Commodity Rolling Spot markets
TD Waterhouse Financial Spread Betting offers Rolling Spot Gold and Silver markets. These markets are priced using electronic competing market maker prices to determine an equivalent mid-price, which we then wrap our spread around.
How is financing calculated?
Financing is the cost of carry of the value instrument in which TD Waterhouse Financial Spread Betting hedges its exposure. For most products this is calculated by multiplying the full-value consideration by the financing rate minus the margin required when the trade was placed. The financing rate is expressed in terms of increment/decrement over/under LIBOR. *LIBOR is the widely accepted reference rate used by the banking system; it is different for each currency and reflects bank deposit activity. See example 1.
For FX Rolling Bets, the daily financing is calculated by using the one day interest rate differentials for the two currencies concerned. Effectively, you receive the interest on the currency you have bought and pay interest on the currency you have sold, although the financing posting/adjustment will be made in one currency. See example 2.
Example 1
A long rolling bet on ABC Plc
Opening bet
You think that ABC Plc share price will rise.
The current share price is 130.75 / 131 and the TD Waterhouse Financial Spread Betting quote is 130.6 / 131.1.
You decide to buy € 100 per point (equivalent to 10000 shares) at 131.1 (margin requirement €1,311).
Financing
The financing rate might be UK LIBOR +2.50%, which might equate to 7.00%(4.5% + 2.50%). Financing is only charged on the total consideration which isn't covered by the margin requirement i.e. 90% of the total consideration in the case of an instrument with a 10% margin requirement.
If the end of day price is 132, the overnight financing is calculated as follows:
90% x ((100 x 132) - 1311) x 0.07 / 365 = € 2.05
This will be debited from your account on the next trading day.
Automatic Rollover
| Closing bet: | Sell € 100 per point at 132 |
| Closing price: | 132 |
| Opening price: | 131.1 |
| Difference: | 0.9 |
| Profit: | € 90 |
| Opening bet: | Buy € 100 per point at 132 |
Closing bet
On the following day ABC Plc is trading at 135 /135.25 and the TD Waterhouse Financial Spread Betting quote is 134.9 / 135.4. You decide to close the position and sell € 100 per point at 134.9
| Closing price: | 134.9 |
| Opening price: | 132 |
| Difference: | 2.9 |
| Profit: | € 290 |
| Financing: | € 2.05 |
| Profit on bet: | (€ 90 + € 290 - € 2.05) = € 377.95 tax free* |
* Tax laws may change and depend on individual circumstances.
Example 2
If you had bought EUR/USD Rolling Spot, then the daily financing charge is the EUR one day deposit rate vs the USD one day borrowing rate (e.g. 2.25% - 4.08% = -1.83%)

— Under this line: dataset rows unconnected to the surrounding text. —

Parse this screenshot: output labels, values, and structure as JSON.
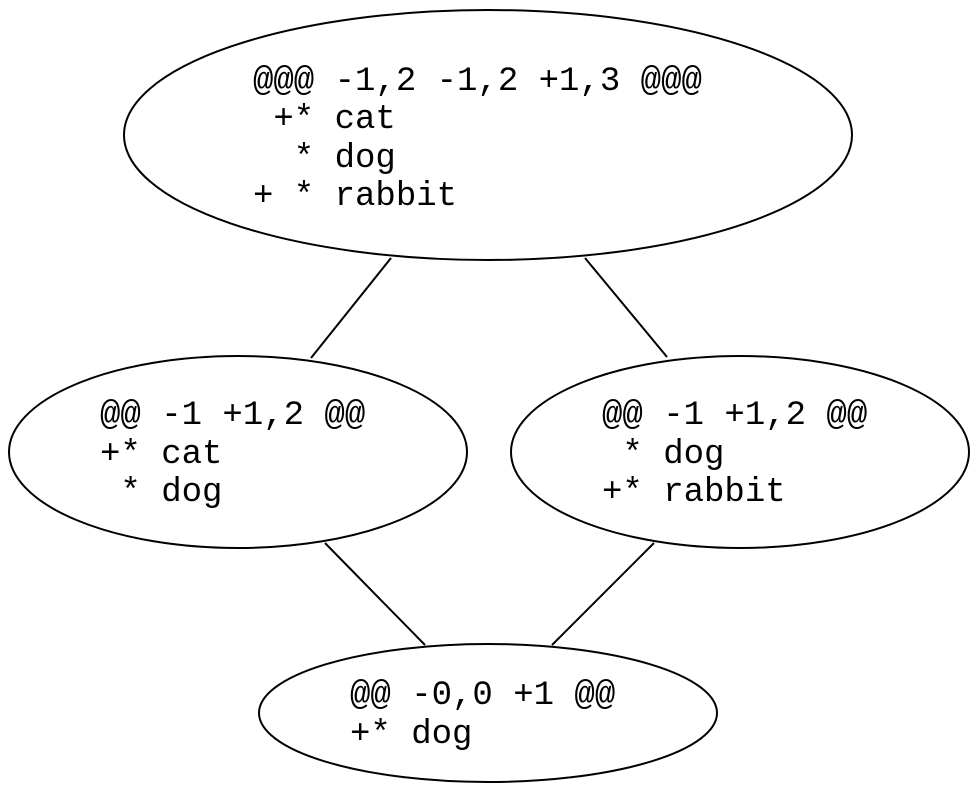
{
  "nodes": [
    {
      "id": "top",
      "lines": [
        "@@@ -1,2 -1,2 +1,3 @@@",
        " +* cat",
        "  * dog",
        "+ * rabbit"
      ]
    },
    {
      "id": "left",
      "lines": [
        "@@ -1 +1,2 @@",
        "+* cat",
        " * dog"
      ]
    },
    {
      "id": "right",
      "lines": [
        "@@ -1 +1,2 @@",
        " * dog",
        "+* rabbit"
      ]
    },
    {
      "id": "bottom",
      "lines": [
        "@@ -0,0 +1 @@",
        "+* dog"
      ]
    }
  ],
  "edges": [
    {
      "from": "top",
      "to": "left"
    },
    {
      "from": "top",
      "to": "right"
    },
    {
      "from": "left",
      "to": "bottom"
    },
    {
      "from": "right",
      "to": "bottom"
    }
  ]
}
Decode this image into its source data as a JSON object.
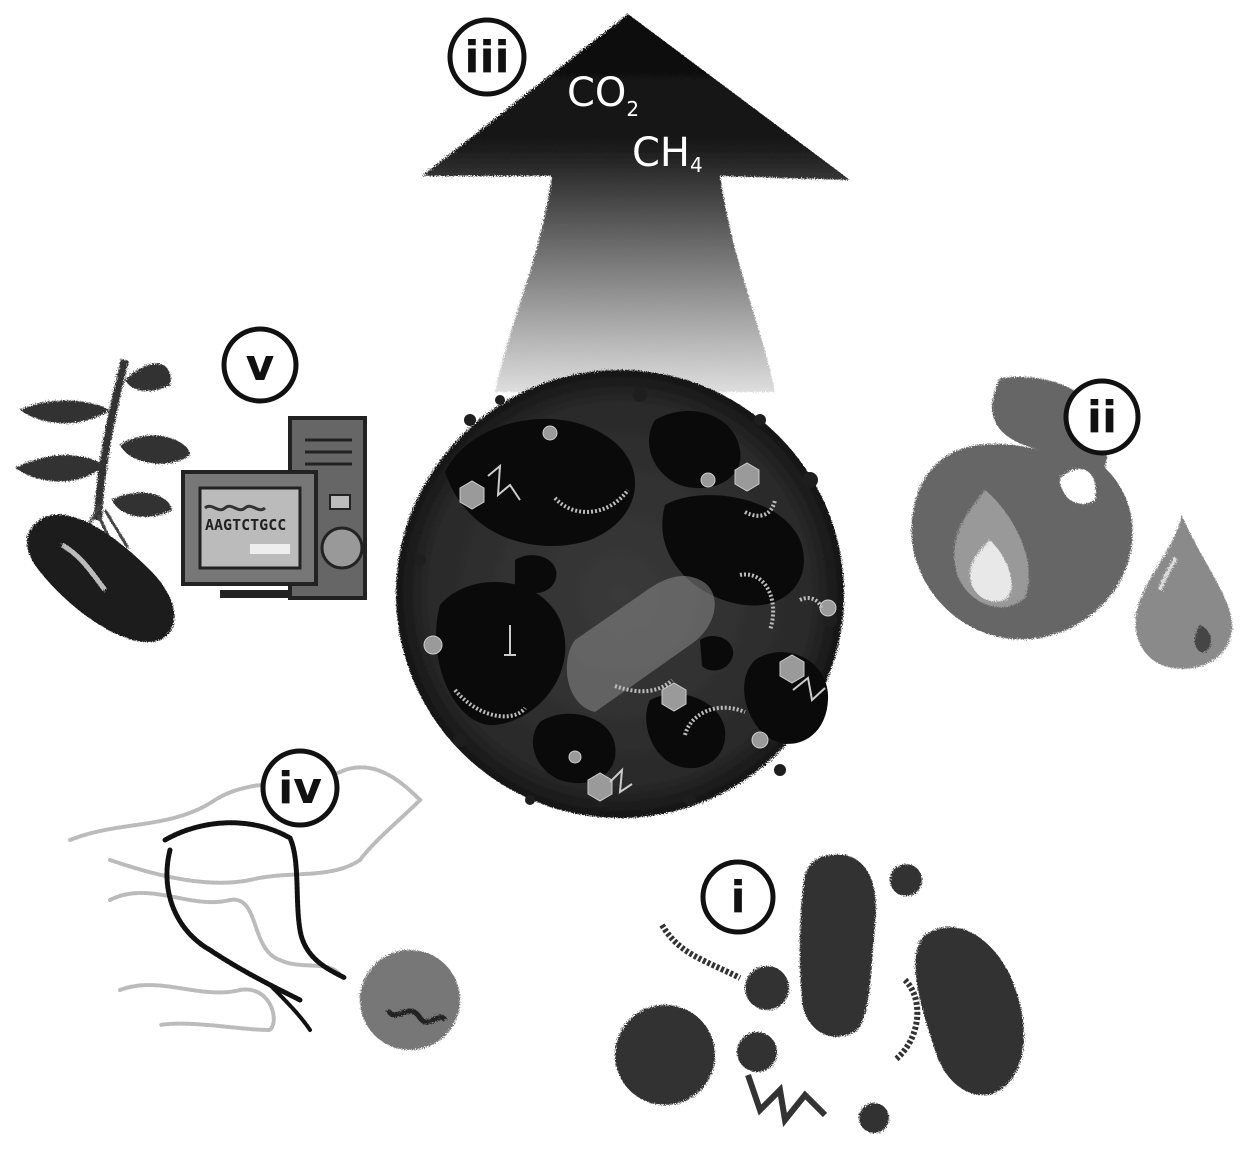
{
  "labels": {
    "i": "i",
    "ii": "ii",
    "iii": "iii",
    "iv": "iv",
    "v": "v"
  },
  "gases": {
    "co2_main": "CO",
    "co2_sub": "2",
    "ch4_main": "CH",
    "ch4_sub": "4"
  },
  "computer": {
    "sequence": "AAGTCTGCC"
  },
  "icons": [
    "soil-aggregate-icon",
    "gas-arrow-icon",
    "fire-icon",
    "water-drop-icon",
    "microbes-icon",
    "dna-strand-icon",
    "plant-icon",
    "computer-icon"
  ],
  "colors": {
    "ink": "#111111",
    "soil": "#1a1a1a",
    "pore_gray": "#555555",
    "flame_gray": "#666666",
    "microbe_gray": "#333333",
    "light_gray": "#bbbbbb"
  }
}
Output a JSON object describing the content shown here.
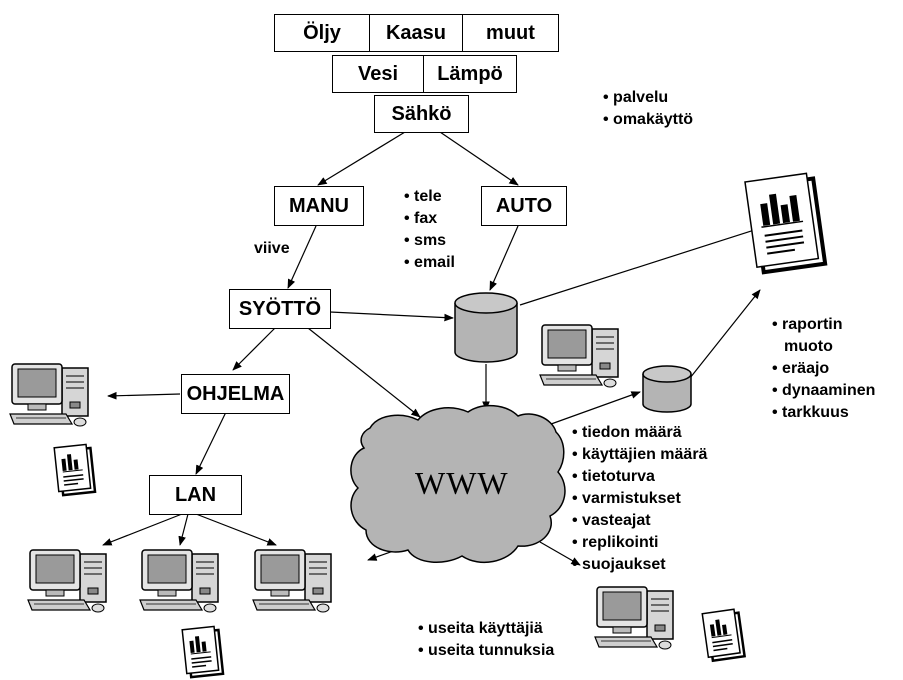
{
  "energy": {
    "oil": "Öljy",
    "gas": "Kaasu",
    "other": "muut",
    "water": "Vesi",
    "heat": "Lämpö",
    "electricity": "Sähkö"
  },
  "service_list": [
    "palvelu",
    "omakäyttö"
  ],
  "manual": "MANU",
  "auto": "AUTO",
  "delay_label": "viive",
  "channels": [
    "tele",
    "fax",
    "sms",
    "email"
  ],
  "input": "SYÖTTÖ",
  "program": "OHJELMA",
  "lan": "LAN",
  "www": "WWW",
  "report_list": [
    "raportin",
    "muoto",
    "eräajo",
    "dynaaminen",
    "tarkkuus"
  ],
  "www_list": [
    "tiedon määrä",
    "käyttäjien määrä",
    "tietoturva",
    "varmistukset",
    "vasteajat",
    "replikointi",
    "suojaukset"
  ],
  "user_list": [
    "useita käyttäjiä",
    "useita tunnuksia"
  ],
  "colors": {
    "cloud": "#b4b4b4",
    "cylinder": "#b4b4b4",
    "line": "#000000",
    "monitor": "#9a9a9a"
  },
  "icons": [
    "database-icon",
    "computer-icon",
    "report-document-icon",
    "cloud-icon"
  ]
}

| EUR/USD rate | = 11720 |
| Financing | = 11720 x -1.83% |
| /365 Days | = - 0.6 ticks |
If you had been long € 10 of EUR/USD Rolling per tick then the financing would have been - 0.6 x € 10 = € 6 debit to your account.
Quarterly Bets
Equity Quarterly Bets:
Equity Quarterly Bet prices are derived using the underlying cash market for the stock then applying financing and any dividend adjustments.
Index Quarterly Bets:
Index Quarterly Bet prices are derived using the price of the actual exchange quoted Futures market that the product represents.
Currency Quarterly Bets:
FX Quarterly Bets are priced using the appropriate spot rate for the market and deriving a forward price using the interest rate differentials between the currencies concerned.
Commodity Quarterly Bets:
Quarterly Bets are available on a number of UK and US based commodity markets such as gold, oil, copper and natural gas. Quarterly Bet prices are derived from the actual underlying commodity's Futures price from the relevant Futures Exchange.